Acquisition of Turquoise and merger with Baikal
London Stock Exchange Group plc (LSEG) and Turquoise Trading Limited (Turquoise) announced their agreement to create a new pan-European trading venture through a merger of the businesses of Turquoise and Baikal Global Limited (Baikal).
The new venture, an FSA regulated Multilateral Trading Facility (MTF), will expand LSEG services across Europe in both lit and dark trading, and liquidity aggregation, with the express objective of driving European trading volume growth and promoting venue choice. It will benefit from synergies with LSEG infrastructure and the planned migration to MillenniumIT trading technology.
Continuing to trade under the Turquoise name, the merged entity will be 60 per cent owned by LSEG and 40 per cent owned by the existing Turquoise shareholders, who are global investment banking clients of LSEG. LSEG intends to broaden equity participation in the new venture by selling up to a further nine per cent of the issued share capital to other interested parties. LSEG will retain a majority shareholding in the new venture.
As a neutral venue, Turquoise will be open to all market participants active in Europe and will be designed to inspire the confidence of the region’s regulators. Exchange operated, the new venture will build upon Turquoise’s existing pan-European lit order book and successful dark pool, as well as drawing upon Baikal’s innovative product pipeline.
Commenting on the agreement, Xavier Rolet, CEO of LSEG and Chairman-designate of the new venture, said:
"We are very pleased to be joining forces with a number of our major clients in a partnership which we believe will offer an attractive range of innovative and competitively priced products and services across Europe.
"The European marketplace for trading securities has scope to become more efficient and to grow significantly in the coming years. Turquoise’s existing pan-European footprint is a strong proposition and together with the introduction of new trading technology and a neutral structure, we believe it is now well positioned to be an agent of change and to capture a healthy slice of the market's growth potential."
Eli Lederman, CEO of Turquoise, added:
"Our partnership with London Stock Exchange Group is an important transaction for the next stage of Turquoise's development. In our first 18 months of operation we have achieved a pan-European footprint in both lit and dark trading. With the support of London Stock Exchange Group we will be able to simplify our operational structure, attract a wider network and expand the platform's product base."
Phil Hylander, Head of Principal Strategic Investments at Goldman Sachs, said:
“The renewal of a partnership with the London Stock Exchange is a major step forward in the evolution of pan-European market structure. It is of fundamental importance that ventures such as Turquoise, which are critical for competition, are allowed to survive and flourish.

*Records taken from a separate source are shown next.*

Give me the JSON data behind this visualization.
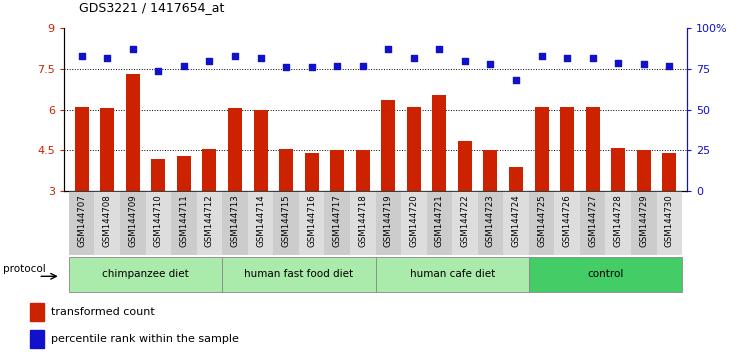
{
  "title": "GDS3221 / 1417654_at",
  "samples": [
    "GSM144707",
    "GSM144708",
    "GSM144709",
    "GSM144710",
    "GSM144711",
    "GSM144712",
    "GSM144713",
    "GSM144714",
    "GSM144715",
    "GSM144716",
    "GSM144717",
    "GSM144718",
    "GSM144719",
    "GSM144720",
    "GSM144721",
    "GSM144722",
    "GSM144723",
    "GSM144724",
    "GSM144725",
    "GSM144726",
    "GSM144727",
    "GSM144728",
    "GSM144729",
    "GSM144730"
  ],
  "red_values": [
    6.1,
    6.05,
    7.3,
    4.2,
    4.3,
    4.55,
    6.05,
    6.0,
    4.55,
    4.4,
    4.5,
    4.5,
    6.35,
    6.1,
    6.55,
    4.85,
    4.5,
    3.9,
    6.1,
    6.1,
    6.1,
    4.6,
    4.5,
    4.4
  ],
  "blue_values": [
    83,
    82,
    87,
    74,
    77,
    80,
    83,
    82,
    76,
    76,
    77,
    77,
    87,
    82,
    87,
    80,
    78,
    68,
    83,
    82,
    82,
    79,
    78,
    77
  ],
  "groups": [
    {
      "label": "chimpanzee diet",
      "start": 0,
      "end": 6
    },
    {
      "label": "human fast food diet",
      "start": 6,
      "end": 12
    },
    {
      "label": "human cafe diet",
      "start": 12,
      "end": 18
    },
    {
      "label": "control",
      "start": 18,
      "end": 24
    }
  ],
  "group_colors": [
    "#AAEAAA",
    "#AAEAAA",
    "#AAEAAA",
    "#44CC66"
  ],
  "ylim_left": [
    3,
    9
  ],
  "ylim_right": [
    0,
    100
  ],
  "yticks_left": [
    3,
    4.5,
    6,
    7.5,
    9
  ],
  "yticks_right": [
    0,
    25,
    50,
    75,
    100
  ],
  "ytick_labels_left": [
    "3",
    "4.5",
    "6",
    "7.5",
    "9"
  ],
  "ytick_labels_right": [
    "0",
    "25",
    "50",
    "75",
    "100%"
  ],
  "hlines": [
    4.5,
    6.0,
    7.5
  ],
  "bar_color": "#CC2200",
  "dot_color": "#1111CC",
  "bar_width": 0.55,
  "plot_bg": "#FFFFFF",
  "fig_bg": "#FFFFFF"
}
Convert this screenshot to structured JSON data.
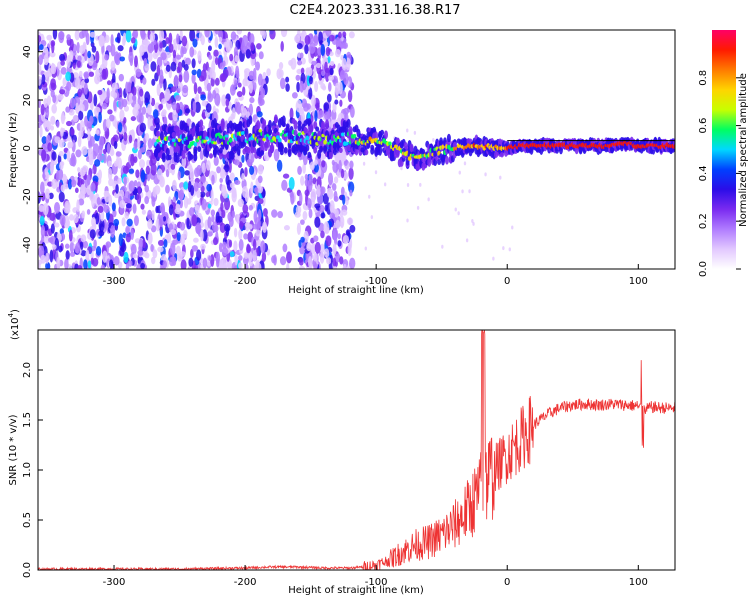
{
  "title": "C2E4.2023.331.16.38.R17",
  "chart_data": [
    {
      "type": "heatmap",
      "xlabel": "Height of straight line (km)",
      "ylabel": "Frequency (Hz)",
      "xlim": [
        -358,
        128
      ],
      "ylim": [
        -50,
        49
      ],
      "xticks": [
        -300,
        -200,
        -100,
        0,
        100
      ],
      "yticks": [
        -40,
        -20,
        0,
        20,
        40
      ],
      "colorbar": {
        "label": "Normalized spectral amplitude",
        "range": [
          0,
          1
        ],
        "ticks": [
          "0.0",
          "0.2",
          "0.4",
          "0.6",
          "0.8"
        ],
        "tick_values": [
          0,
          0.2,
          0.4,
          0.6,
          0.8
        ],
        "colors": [
          "#ffffff",
          "#e2c8ff",
          "#b07cff",
          "#7a2bf0",
          "#2b0de8",
          "#0040ff",
          "#00d8ff",
          "#00ff60",
          "#c8ff00",
          "#ffd400",
          "#ff7a00",
          "#ff1a00",
          "#ff0066"
        ]
      },
      "signal_track": {
        "x": [
          -265,
          -240,
          -210,
          -190,
          -170,
          -150,
          -130,
          -120,
          -110,
          -100,
          -90,
          -80,
          -70,
          -60,
          -50,
          -40,
          -30,
          -20,
          -10,
          0,
          10,
          20,
          40,
          60,
          80,
          90,
          100,
          110,
          128
        ],
        "y": [
          2,
          3,
          4,
          5,
          5,
          4,
          4,
          4,
          3,
          3,
          1,
          -2,
          -4,
          -2,
          -1,
          0,
          1,
          1,
          0,
          0,
          1,
          1,
          1,
          1,
          1,
          2,
          1,
          1,
          1
        ]
      }
    },
    {
      "type": "line",
      "xlabel": "Height of straight line (km)",
      "ylabel": "SNR (10 * v/v)",
      "yscale_label": "(x10",
      "yscale_exp": "4",
      "xlim": [
        -358,
        128
      ],
      "ylim": [
        0,
        2.4
      ],
      "xticks": [
        -300,
        -200,
        -100,
        0,
        100
      ],
      "yticks": [
        "0.0",
        "0.5",
        "1.0",
        "1.5",
        "2.0"
      ],
      "ytick_values": [
        0,
        0.5,
        1.0,
        1.5,
        2.0
      ],
      "series": [
        {
          "color": "#ee3333",
          "x": [
            -358,
            -300,
            -250,
            -200,
            -180,
            -160,
            -140,
            -120,
            -110,
            -100,
            -90,
            -80,
            -70,
            -60,
            -50,
            -40,
            -30,
            -20,
            -15,
            -10,
            0,
            10,
            20,
            30,
            40,
            50,
            60,
            70,
            80,
            90,
            100,
            105,
            110,
            120,
            128
          ],
          "y": [
            0.01,
            0.01,
            0.01,
            0.02,
            0.03,
            0.03,
            0.02,
            0.02,
            0.03,
            0.05,
            0.1,
            0.18,
            0.25,
            0.28,
            0.35,
            0.45,
            0.6,
            0.8,
            0.9,
            1.0,
            1.15,
            1.3,
            1.45,
            1.55,
            1.62,
            1.65,
            1.66,
            1.65,
            1.66,
            1.65,
            1.64,
            1.6,
            1.63,
            1.62,
            1.62
          ]
        }
      ]
    }
  ]
}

"The injection of technology, brand, and experience that Turquoise will get from the London Stock Exchange, increases the likelihood of real, lasting competition in a marketplace characterised by established local players. In addition, it provides a platform for innovation outside of the traditional cash equity markets.”
Stephen McGoldrick, Director, Market Infrastructure at Deutsche Bank, said:
"This is an important step in the evolution of the European equities market and the ongoing drive towards lowering the cost of trading, which has been Turquoise’s goal since inception. We are pleased to be involved."
Simon Hogan, Morgan Stanley's Chief Operating Officer for Sales and Trading in Europe, said:
“Combining the operational expertise and MillenniumIT platform of the LSEG with the market structure insights of a number of the largest European trading participants creates a dynamic and powerful partnership with every chance of success in the European equity market and other asset classes."
LSEG will fully fund the cash needs of the new venture within an agreed framework for the first 24 months from completion and intends to bring the business to sustainable profitability For the year ended 31 December 2008, Turquoise’s losses before tax were £15.7 million and its gross assets at 31 December 2008 were £11.0 million. LSEG will incur exceptional costs of up to £20 million in the current financial year, comprising the write off of legacy technology costs, and provisions for restructuring and integration costs, including contract exit costs. Significant cost savings are expected to be achieved by merging Baikal and Turquoise. The transaction is expected to be dilutive in terms of adjusted earnings per share in FY 2011 while the Turquoise and Baikal businesses are combined and developed, and positive from FY 2012.
The transaction will be effected through the acquisition by a newly-incorporated subsidiary of LSEG of the existing Turquoise shareholders’ interest in Turquoise. In consideration for the transaction, the existing Turquoise shareholders will receive 40 per cent of the issued share capital in the new company which will also become the holding company of Baikal. The transaction is expected to complete mid-February 2010, subject to satisfaction of all conditions to the agreement (including the receipt of all necessary regulatory clearances).
Turquoise will continue to be regulated by the FSA as an MTF under MiFID.